Anyone can tell us when someone four years old or over with a learning disability dies This includes a:
- health care professional
- family member
- care prover
Once we have the details of someone’s death, we start the review process, which we will complete in six months. Sometimes it will not be possible to complete the review in 6 months because there might be other processes going on like a coroner’s inquest or another investigation. A LeDeR review waits until all these have happened first.

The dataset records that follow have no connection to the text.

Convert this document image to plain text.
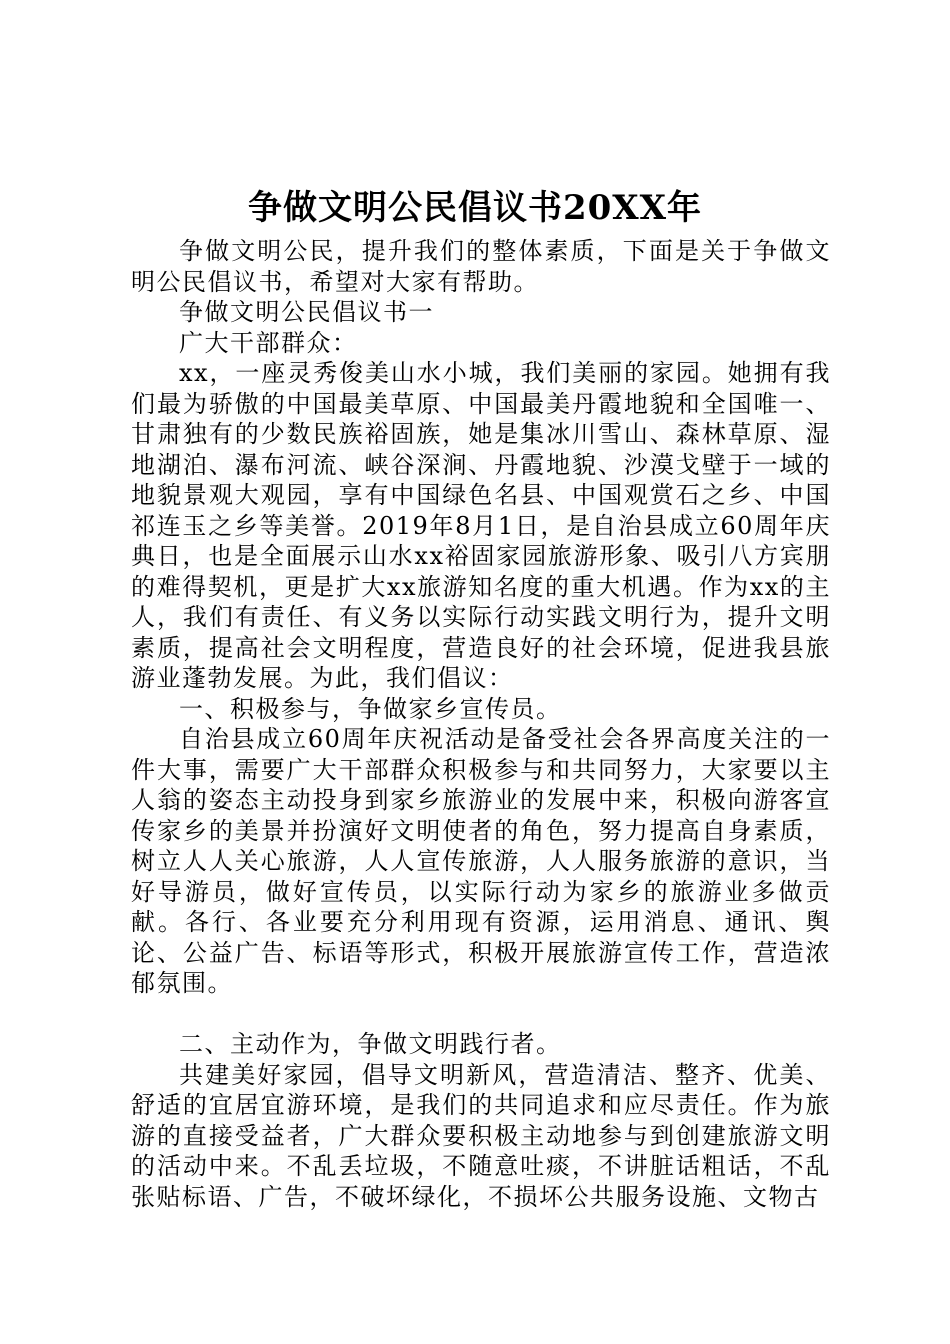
争做文明公民倡议书20XX年

争做文明公民，提升我们的整体素质，下面是关于争做文明公民倡议书，希望对大家有帮助。

争做文明公民倡议书一

广大干部群众：

xx，一座灵秀俊美山水小城，我们美丽的家园。她拥有我们最为骄傲的中国最美草原、中国最美丹霞地貌和全国唯一、甘肃独有的少数民族裕固族，她是集冰川雪山、森林草原、湿地湖泊、瀑布河流、峡谷深涧、丹霞地貌、沙漠戈壁于一域的地貌景观大观园，享有中国绿色名县、中国观赏石之乡、中国祁连玉之乡等美誉。2019年8月1日，是自治县成立60周年庆典日，也是全面展示山水xx裕固家园旅游形象、吸引八方宾朋的难得契机，更是扩大xx旅游知名度的重大机遇。作为xx的主人，我们有责任、有义务以实际行动实践文明行为，提升文明素质，提高社会文明程度，营造良好的社会环境，促进我县旅游业蓬勃发展。为此，我们倡议：

一、积极参与，争做家乡宣传员。

自治县成立60周年庆祝活动是备受社会各界高度关注的一件大事，需要广大干部群众积极参与和共同努力，大家要以主人翁的姿态主动投身到家乡旅游业的发展中来，积极向游客宣传家乡的美景并扮演好文明使者的角色，努力提高自身素质，树立人人关心旅游，人人宣传旅游，人人服务旅游的意识，当好导游员，做好宣传员，以实际行动为家乡的旅游业多做贡献。各行、各业要充分利用现有资源，运用消息、通讯、舆论、公益广告、标语等形式，积极开展旅游宣传工作，营造浓郁氛围。

二、主动作为，争做文明践行者。

共建美好家园，倡导文明新风，营造清洁、整齐、优美、舒适的宜居宜游环境，是我们的共同追求和应尽责任。作为旅游的直接受益者，广大群众要积极主动地参与到创建旅游文明的活动中来。不乱丢垃圾，不随意吐痰，不讲脏话粗话，不乱张贴标语、广告，不破坏绿化，不损坏公共服务设施、文物古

We know that some family members might not be ready to talk with us straight away. A reviewer or member of our team will perform an initial review which includes:
- speaking to the family member or someone close to the person who died. This allows us to build up a picture of their life and the type of person they were. This will also help the reviewer understand more about the person. The reviewer might also speak to someone they lived with or a carer who they were close to
- a detailed conversation with the GP or a review of the persons GP records
- a conversation with at least one other person involved in the care of the person who died
After this, the reviewer uses their judgement to decide if a focused review needs to happen. A focused review will usually happen if:
- the reviewer finds areas of concern or things they think we can learn from
- the person is from a Black, Asian or minority ethnic background
A family member can always ask us to complete a focused review. A conversation will take place between the family and the reviewer about the expected outcome of a LeDeR review.
What happens next
A focused review will look in more detail at the person’s life. The review will also involve more people with different jobs.
The reviewer will send the completed review to the local governance group or panel with the areas of learning, good practice and concern. The group or panel will decide on actions to take, who will take these actions and the help they need to reduce health inequalities and stop people dying too young.